Hannity, instead of probing Trump on the substance of his summit with President Putin, assumed the part of a court flatterer—hailing him as a peacemaker in five conflicts while squandering the remainder of the airtime on ritual grievances about the ‘Russia hoax,’ stock tirades against NATO’s economic burdens, and perfunctory denunciations of Biden’s incompetence.
Trump, ever the alpha narcissist, thrives on this. He loves to be admired, he loves to speak of himself in superlatives, and he longs to be seen as the indispensable man who could deliver peace where others fail. Yet the truth peeks out between the lines. His body language during the joint press conference and the interview betrayed more discomfort than triumph.
A man who claims victory too loudly often does so to mask defeat.

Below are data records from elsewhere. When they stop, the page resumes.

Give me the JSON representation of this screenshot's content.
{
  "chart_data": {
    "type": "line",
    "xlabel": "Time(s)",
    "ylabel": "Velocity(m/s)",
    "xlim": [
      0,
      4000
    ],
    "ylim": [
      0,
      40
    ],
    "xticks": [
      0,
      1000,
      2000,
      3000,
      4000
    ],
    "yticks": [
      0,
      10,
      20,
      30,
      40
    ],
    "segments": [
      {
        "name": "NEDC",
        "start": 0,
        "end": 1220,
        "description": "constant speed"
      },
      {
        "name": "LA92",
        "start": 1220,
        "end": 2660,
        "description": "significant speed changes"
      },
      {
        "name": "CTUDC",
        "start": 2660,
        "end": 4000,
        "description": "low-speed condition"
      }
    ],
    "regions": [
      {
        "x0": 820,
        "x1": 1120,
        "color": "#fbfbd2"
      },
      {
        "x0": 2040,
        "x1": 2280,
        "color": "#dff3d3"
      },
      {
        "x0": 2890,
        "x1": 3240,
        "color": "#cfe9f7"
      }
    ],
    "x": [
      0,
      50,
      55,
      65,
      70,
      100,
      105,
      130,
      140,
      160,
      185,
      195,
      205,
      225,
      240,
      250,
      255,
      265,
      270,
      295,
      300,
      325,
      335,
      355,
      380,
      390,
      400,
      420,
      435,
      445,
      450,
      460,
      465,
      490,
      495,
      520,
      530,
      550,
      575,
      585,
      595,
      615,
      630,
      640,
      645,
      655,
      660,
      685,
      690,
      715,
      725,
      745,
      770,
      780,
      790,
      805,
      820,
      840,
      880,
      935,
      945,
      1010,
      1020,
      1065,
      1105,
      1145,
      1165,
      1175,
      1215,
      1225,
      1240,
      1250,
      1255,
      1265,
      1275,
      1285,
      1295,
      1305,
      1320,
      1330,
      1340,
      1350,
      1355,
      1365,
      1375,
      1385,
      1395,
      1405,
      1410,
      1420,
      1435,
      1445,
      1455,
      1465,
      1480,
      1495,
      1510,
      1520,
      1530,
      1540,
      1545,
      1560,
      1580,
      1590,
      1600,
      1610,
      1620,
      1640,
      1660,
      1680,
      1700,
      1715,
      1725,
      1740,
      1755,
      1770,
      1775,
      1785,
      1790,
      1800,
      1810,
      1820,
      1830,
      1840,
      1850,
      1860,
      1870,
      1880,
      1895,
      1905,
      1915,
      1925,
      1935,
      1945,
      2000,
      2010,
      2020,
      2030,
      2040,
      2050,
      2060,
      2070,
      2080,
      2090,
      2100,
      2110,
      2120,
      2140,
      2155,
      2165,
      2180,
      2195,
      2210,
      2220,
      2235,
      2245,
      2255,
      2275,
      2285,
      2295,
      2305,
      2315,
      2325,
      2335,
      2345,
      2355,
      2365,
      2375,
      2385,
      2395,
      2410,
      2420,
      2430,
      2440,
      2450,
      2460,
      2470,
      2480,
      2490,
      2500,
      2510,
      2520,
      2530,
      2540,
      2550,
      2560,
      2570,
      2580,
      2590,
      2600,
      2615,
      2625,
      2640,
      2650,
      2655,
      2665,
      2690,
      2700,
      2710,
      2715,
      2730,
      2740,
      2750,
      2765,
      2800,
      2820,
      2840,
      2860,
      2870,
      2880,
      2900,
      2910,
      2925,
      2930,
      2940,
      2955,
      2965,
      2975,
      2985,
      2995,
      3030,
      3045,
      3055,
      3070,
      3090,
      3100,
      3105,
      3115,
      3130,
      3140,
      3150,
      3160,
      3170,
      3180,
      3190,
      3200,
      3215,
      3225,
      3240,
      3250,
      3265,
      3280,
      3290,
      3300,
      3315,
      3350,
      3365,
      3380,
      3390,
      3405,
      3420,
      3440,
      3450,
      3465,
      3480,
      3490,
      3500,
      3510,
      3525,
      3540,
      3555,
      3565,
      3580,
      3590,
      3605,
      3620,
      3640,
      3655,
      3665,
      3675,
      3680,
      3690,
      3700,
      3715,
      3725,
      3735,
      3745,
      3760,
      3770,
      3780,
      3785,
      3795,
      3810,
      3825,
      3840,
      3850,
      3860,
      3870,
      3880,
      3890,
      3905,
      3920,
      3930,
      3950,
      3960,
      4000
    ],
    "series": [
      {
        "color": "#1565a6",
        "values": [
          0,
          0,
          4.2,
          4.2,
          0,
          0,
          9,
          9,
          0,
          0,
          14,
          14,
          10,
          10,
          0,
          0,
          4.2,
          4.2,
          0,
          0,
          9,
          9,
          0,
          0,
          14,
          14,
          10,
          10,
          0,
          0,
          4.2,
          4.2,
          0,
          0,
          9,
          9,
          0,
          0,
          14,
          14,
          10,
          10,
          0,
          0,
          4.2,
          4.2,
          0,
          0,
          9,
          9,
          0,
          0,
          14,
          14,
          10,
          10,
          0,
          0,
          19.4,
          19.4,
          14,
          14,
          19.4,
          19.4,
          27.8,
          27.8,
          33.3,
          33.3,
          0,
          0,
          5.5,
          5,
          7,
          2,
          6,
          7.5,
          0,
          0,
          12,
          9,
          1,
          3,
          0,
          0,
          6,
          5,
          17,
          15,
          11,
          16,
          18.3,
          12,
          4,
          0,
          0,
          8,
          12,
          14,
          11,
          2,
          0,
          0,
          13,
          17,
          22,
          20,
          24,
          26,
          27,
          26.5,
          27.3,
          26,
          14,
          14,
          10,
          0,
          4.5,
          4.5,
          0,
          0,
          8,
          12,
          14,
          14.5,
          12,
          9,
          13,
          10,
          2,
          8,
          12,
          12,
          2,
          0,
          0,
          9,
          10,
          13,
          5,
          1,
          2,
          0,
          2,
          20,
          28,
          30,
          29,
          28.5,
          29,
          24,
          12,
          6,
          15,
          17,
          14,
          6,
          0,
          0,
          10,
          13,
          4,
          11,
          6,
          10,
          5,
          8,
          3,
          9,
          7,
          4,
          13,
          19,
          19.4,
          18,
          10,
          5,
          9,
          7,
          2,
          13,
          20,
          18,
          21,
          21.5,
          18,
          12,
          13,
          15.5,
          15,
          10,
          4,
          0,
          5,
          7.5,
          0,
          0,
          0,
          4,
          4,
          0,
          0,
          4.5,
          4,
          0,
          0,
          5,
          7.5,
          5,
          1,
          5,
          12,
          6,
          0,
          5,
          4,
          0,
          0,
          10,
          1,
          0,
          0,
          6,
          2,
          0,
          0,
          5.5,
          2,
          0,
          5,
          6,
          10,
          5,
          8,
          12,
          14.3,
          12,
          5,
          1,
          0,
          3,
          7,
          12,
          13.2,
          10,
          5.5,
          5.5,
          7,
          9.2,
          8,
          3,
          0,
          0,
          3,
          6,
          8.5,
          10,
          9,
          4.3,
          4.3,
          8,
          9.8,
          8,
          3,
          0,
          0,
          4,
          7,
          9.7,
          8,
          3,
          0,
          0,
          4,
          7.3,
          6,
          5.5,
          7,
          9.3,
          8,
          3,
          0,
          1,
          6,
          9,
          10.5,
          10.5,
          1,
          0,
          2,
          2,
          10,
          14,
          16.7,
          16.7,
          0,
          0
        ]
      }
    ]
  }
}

Putin, for his part, played his hand shrewdly. “When President Trump says if he was the president back then, there would be no war... it would indeed be so. I can confirm that,” he said. The compliment was perfunctory—a gesture of politeness, not conviction. The structural causes of the Ukraine war—NATO’s steady eastward march and Russia’s refusal to accept it—would have produced conflict no matter who sat in the Oval Office. To imagine that Trump alone could have forestalled it is to mistake theatre for geopolitics.
Trump’s claim to be a global peacemaker collapses before the hard realities of great-power politics. He may exert influence over the minor quarrels of Armenia and Azerbaijan, or even Thailand and Cambodia. But with Putin, he is powerless. Russia does not yield to charm, and history does not bend to bravado.
Worse, Trump has shown a tendency to belittle India, a nation he should treat as a partner. In one of his social media pronouncements, he framed Putin’s flattery in terms that seemed to place India in a subordinate role. This is shortsighted at best, insulting at worst.
India today is the world’s fourth-largest economy, projected to become the third by 2028. It is not merely a market but the only functioning constitutional democracy of scale in South Asia—a fact any American president must respect if he claims to speak the language of freedom.
As for Ukraine, no leader in Kyiv can accept the partition of their territory as the price of peace. Trump will not be able to impose Putin’s terms. That leaves him grasping for alternatives.
The danger is that, frustrated abroad, he may lash out elsewhere—perhaps by reviving tariffs on India, which he perceives as a softer target. China, too deeply entangled with Russia and too formidable in economic weight, would be spared his ire. India, by contrast, risks being punished for the very fact that it is a democracy, vulnerable to the volatility of a man who mistakes intimidation for statecraft.
History teaches that hubris often precedes humiliation. A self-proclaimed peacemaker who cannot command peace risks becoming instead a warmonger’s useful foil. The world expects sobriety, not self-congratulation, from the leader of a superpower.
And if Trump cannot distinguish between applause in a TV studio and power on the world stage, he will soon learn that history is a harsher interviewer than Sean Hannity.